Sono un mostro diverso dal solito che striscia nei veli dell'esistenza. Vivo nel Labirinto che esiste da sempre. So cosa sono. So dove sto e non ignoro da dove provengo. La mia origine è nei viventi che sono al di là di questo mio mondo. Per quanto percorra di giorno e di notte tutti gli anfratti che mi girano attorno, non trovo l'uscita e non esco all'esterno, nè raggiungo la soglia del Labirinto scavato dai Sogni.

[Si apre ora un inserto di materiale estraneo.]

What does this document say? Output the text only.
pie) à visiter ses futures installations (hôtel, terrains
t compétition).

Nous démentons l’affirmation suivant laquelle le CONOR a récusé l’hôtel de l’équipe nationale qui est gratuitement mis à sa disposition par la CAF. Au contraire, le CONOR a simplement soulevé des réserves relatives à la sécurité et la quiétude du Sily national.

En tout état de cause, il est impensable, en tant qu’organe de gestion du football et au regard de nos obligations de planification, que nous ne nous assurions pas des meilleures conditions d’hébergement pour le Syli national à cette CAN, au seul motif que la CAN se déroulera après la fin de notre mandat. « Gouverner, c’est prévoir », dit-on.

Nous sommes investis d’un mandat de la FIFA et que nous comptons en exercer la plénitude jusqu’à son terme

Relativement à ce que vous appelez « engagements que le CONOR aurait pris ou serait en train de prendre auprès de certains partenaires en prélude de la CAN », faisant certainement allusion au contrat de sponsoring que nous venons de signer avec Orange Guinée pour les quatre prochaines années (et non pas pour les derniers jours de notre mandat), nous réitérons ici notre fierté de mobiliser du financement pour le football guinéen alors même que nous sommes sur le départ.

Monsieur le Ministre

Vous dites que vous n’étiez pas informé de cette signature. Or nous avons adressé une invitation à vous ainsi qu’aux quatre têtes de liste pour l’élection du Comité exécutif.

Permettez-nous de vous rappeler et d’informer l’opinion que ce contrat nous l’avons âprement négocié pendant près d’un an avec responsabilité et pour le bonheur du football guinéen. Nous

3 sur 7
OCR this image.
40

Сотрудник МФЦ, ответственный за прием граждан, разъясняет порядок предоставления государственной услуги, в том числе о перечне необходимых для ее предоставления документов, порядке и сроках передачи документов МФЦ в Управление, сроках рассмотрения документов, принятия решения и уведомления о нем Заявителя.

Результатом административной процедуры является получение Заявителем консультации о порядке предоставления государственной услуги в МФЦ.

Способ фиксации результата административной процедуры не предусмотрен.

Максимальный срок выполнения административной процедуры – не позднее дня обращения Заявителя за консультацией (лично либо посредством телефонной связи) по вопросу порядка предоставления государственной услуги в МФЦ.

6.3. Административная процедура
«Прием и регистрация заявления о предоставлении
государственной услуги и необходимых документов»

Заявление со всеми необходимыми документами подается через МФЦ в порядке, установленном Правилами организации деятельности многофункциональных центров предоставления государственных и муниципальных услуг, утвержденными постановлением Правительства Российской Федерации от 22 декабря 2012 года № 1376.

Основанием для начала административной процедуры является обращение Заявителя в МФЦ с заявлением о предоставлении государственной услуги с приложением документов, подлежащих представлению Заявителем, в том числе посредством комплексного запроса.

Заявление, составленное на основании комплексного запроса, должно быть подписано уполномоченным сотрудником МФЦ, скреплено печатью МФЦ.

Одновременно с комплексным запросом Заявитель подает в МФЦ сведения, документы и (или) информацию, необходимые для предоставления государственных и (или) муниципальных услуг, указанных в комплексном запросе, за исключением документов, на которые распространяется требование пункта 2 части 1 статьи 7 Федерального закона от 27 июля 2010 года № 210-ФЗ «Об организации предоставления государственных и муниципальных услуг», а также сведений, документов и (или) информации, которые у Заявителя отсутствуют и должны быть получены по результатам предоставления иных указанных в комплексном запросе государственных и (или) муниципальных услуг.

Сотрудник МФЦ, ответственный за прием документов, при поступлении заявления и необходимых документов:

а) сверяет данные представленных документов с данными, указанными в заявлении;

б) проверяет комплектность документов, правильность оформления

La mente umana spande rami profondi e forma per gemmazione nuove caverne, cunicoli e anfratti. La mia esistenza è tra la vita e la morte, tra ordine e caos, tra Essere e Nulla.
Ognuno m'ignora e non guarda il mio loco. Nessuno che mi veda o ci faccia caso. Escrescenze e protuberanze mi coprono il corpo di scaglie, aculei e piaghe. Sono un mostro di... pura follia e senza specchiarmi da sempre lo so. Mi nutro di gente nel Labirinto per caso caduta. Alcuni entrano senza saperlo; s'aggirano cauti con apprensione e molte paure. Guardano gli anfratti, ascoltano tesi eventuali rumori; a tentoni avanzano entro le forre crepuscolari. Impauriti per chimeriche ombre, elevano grida e chiamano aiuto. Nessuno sente, nessuno risponde ai loro forti, continui richiami. La gente è altrove. Altrove c'è gioia e benessere. La vita vera è oltre la soglia del Labirinto. I miei prigionieri vagano senza riposo in questi anfratti cupi e profondi. Tutti cercano con la fuga l'uscita, la libertà e anelano la vita, ma cadono esausti e hanno la morte. Li assalgo famelico cogli artigli pungenti. Attanagliati dalla mia forza, li sbrano con le fauci taglienti-sanguinolenti e li ingoio nelle viscere putrescenti. La gente lì fuori ama e si aiuta, ma se cade per caso in questa rete di lunghe caverne è per sempre perduta. Più si dimena contro il destino, più si avvicina alle mie possenti fameliche brame. La salvezza è altrove. Nella mia tela non c'è speranza. Sono il mostro che come il ragno aspetta le prede.
Nessuno sforzo aiuta i perdenti caduti per sempre nel Labirinto.